Traveling is an exciting adventure that provides you with many options for fun, exploration, and the exhilaration of viewing new places. Unfortunately, traveling isn’t without its risks. One of the major risks that travelers face on a daily basis is contracting an illness. Travelers can contract an illness at any point before their trip and during their trip. Either of these scenarios will result in the brighter portions of your trip soured or ruined by painful symptoms and exhaustion.
Bacteria and viruses can be found everywhere while you’re out traveling. You can visit a local coffee shop for your favorite drink and walk past someone who coughs in your direction, exposing you to their illness. You could even catch something on the plane. There’s no way for you to know who sat in your seat before you. A thorough interior cleaning of the plane and it’s small pieces, including the tray table and the belt buckles, is a privilege that doesn’t occur very often. The germs from a previously sick passenger could still be alive on these surfaces, waiting to latch onto you and ruin your trip.
Even if you don’t catch a virus or encounter harmful germs on the plane ride to your destination, you could become sick before your trip. It is critical for you to recognize the signs of a developing illness so that you can begin the proper treatments and take the proper medications to try to reduce the severity of the illness. This will help you to overcome the illness quicker.
What are the signs of a developing illness? Well, they differ for each type of common winter illness, but there are certain symptoms that span multiple illnesses. Developing a sudden headache, nausea, stomach ache, muscle ache, sore throat, stuffy nose, or a runny nose should be given serious consideration as early warning signs of an illness like the flu or a cold. These symptoms should not be ignored and dismissed as simple things that will go away in a day.

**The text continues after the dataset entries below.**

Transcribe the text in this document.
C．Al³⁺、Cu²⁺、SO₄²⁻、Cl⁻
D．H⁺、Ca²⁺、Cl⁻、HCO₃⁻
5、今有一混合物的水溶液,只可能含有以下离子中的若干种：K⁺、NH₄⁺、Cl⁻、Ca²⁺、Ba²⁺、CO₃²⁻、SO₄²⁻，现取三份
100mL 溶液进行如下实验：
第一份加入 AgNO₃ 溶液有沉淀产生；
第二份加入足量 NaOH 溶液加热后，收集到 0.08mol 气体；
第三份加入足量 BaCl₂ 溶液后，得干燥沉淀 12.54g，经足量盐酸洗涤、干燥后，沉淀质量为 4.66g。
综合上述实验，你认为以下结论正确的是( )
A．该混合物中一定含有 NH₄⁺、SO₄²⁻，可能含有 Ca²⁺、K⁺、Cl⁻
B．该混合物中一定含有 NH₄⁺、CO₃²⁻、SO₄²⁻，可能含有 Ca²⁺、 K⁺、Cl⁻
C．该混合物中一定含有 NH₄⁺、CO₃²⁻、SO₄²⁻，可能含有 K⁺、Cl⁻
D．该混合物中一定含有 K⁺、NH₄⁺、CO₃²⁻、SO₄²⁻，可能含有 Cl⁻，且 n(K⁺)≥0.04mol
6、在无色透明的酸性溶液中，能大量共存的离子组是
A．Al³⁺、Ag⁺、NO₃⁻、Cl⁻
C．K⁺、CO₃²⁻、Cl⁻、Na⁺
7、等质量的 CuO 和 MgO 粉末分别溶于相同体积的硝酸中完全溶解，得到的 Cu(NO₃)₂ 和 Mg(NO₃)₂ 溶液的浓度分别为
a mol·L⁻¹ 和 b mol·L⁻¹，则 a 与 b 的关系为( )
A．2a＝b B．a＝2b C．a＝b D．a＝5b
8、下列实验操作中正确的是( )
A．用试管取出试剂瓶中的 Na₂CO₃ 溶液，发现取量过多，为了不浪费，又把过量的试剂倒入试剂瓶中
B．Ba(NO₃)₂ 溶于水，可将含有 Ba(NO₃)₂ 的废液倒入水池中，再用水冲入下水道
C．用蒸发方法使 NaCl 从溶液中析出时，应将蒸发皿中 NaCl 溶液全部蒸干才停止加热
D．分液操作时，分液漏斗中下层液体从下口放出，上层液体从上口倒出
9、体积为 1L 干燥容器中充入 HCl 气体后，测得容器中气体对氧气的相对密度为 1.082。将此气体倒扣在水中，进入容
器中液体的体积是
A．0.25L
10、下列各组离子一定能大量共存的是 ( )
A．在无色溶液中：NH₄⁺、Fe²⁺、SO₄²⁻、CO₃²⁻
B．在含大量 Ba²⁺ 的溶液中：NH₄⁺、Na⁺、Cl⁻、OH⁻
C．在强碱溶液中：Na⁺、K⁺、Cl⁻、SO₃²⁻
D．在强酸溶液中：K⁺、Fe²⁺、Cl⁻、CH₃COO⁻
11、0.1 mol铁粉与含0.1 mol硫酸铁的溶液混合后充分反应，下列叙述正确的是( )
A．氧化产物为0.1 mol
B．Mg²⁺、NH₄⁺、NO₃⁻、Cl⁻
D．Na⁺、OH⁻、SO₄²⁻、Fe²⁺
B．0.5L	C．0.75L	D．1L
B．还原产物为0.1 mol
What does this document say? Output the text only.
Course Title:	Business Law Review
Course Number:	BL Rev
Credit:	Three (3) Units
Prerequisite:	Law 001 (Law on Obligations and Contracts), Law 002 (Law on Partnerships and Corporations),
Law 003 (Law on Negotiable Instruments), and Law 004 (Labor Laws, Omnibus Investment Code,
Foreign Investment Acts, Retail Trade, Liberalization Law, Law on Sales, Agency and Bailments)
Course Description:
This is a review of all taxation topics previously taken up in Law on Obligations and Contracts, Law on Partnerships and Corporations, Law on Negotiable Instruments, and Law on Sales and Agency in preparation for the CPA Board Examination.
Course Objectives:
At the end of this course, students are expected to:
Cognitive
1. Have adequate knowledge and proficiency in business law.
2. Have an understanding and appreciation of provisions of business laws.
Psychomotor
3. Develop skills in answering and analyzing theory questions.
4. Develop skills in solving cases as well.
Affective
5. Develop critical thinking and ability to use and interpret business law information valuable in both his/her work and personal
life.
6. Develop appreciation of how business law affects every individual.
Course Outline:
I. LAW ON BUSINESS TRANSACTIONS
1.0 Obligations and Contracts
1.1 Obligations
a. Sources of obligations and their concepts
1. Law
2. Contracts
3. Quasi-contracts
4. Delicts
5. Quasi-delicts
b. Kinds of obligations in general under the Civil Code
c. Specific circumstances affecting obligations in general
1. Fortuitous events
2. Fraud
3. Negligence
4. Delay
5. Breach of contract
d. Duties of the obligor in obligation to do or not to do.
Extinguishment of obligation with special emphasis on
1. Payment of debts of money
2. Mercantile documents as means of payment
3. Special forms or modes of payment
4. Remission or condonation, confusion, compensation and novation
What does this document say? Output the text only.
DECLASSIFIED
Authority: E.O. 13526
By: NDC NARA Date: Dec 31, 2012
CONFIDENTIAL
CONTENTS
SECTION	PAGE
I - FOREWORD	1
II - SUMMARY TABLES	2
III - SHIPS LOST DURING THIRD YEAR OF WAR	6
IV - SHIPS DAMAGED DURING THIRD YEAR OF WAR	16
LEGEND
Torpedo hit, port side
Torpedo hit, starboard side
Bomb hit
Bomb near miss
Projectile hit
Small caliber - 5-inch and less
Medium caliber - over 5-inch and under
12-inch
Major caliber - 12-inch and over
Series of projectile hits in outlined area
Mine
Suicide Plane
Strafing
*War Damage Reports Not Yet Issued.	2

If you start to feel any of these symptoms starting, you should start drinking water and use disinfectant. Sicknesses and illnesses can tax your body and quickly cause you to become dehydrated. It’s also important that you avoid alcohol. Alcohol “will suppress your immune system so it’s harder to get better quickly,” says Dr. Rajapaksa.
Rest is another essential aspect of the healing process. When your symptoms start to show themselves, don’t make them worse by overexerting your body. Whether your symptoms start before the trip or during, take time to relax in a bed or on a sofa. The steam from a warm shower will help with a stuffy nose. Warm tea with honey and lemon will coat and soothe a sore throat. Then nap or rest for the day. A book, a laptop, and a television are also welcome additions.
If hydrating and resting don’t help, don’t hesitate to visit a physician. Making an appointment before your trip will be easy, but seeing a doctor while on your trip could be challenging. Some hotels have a doctor on-call, so don’t be shy about asking about it at the front desk.
Eating while sick is risky. The wrong food can land you stuck in the bathroom for the entire day. Forego any raw foods and dairy. Fill up on wholesome foods with very little grease like soups, pasta, rice, and lightly seasoned lean meats.
Just because you rarely get sick doesn’t mean that you’re impervious to illnesses. It is a financially responsible choice to invest in travel insurance for the duration of your travels in case the unexpected happens.
Lastly, remember to pack an emergency kit. This kit should have one type of every over-the-counter medication that you may need as well as bottles of vitamins to boost your immune system. “Take a probiotic regularly to help your immune system to be more resilient,” says Dr. Rajapaksa.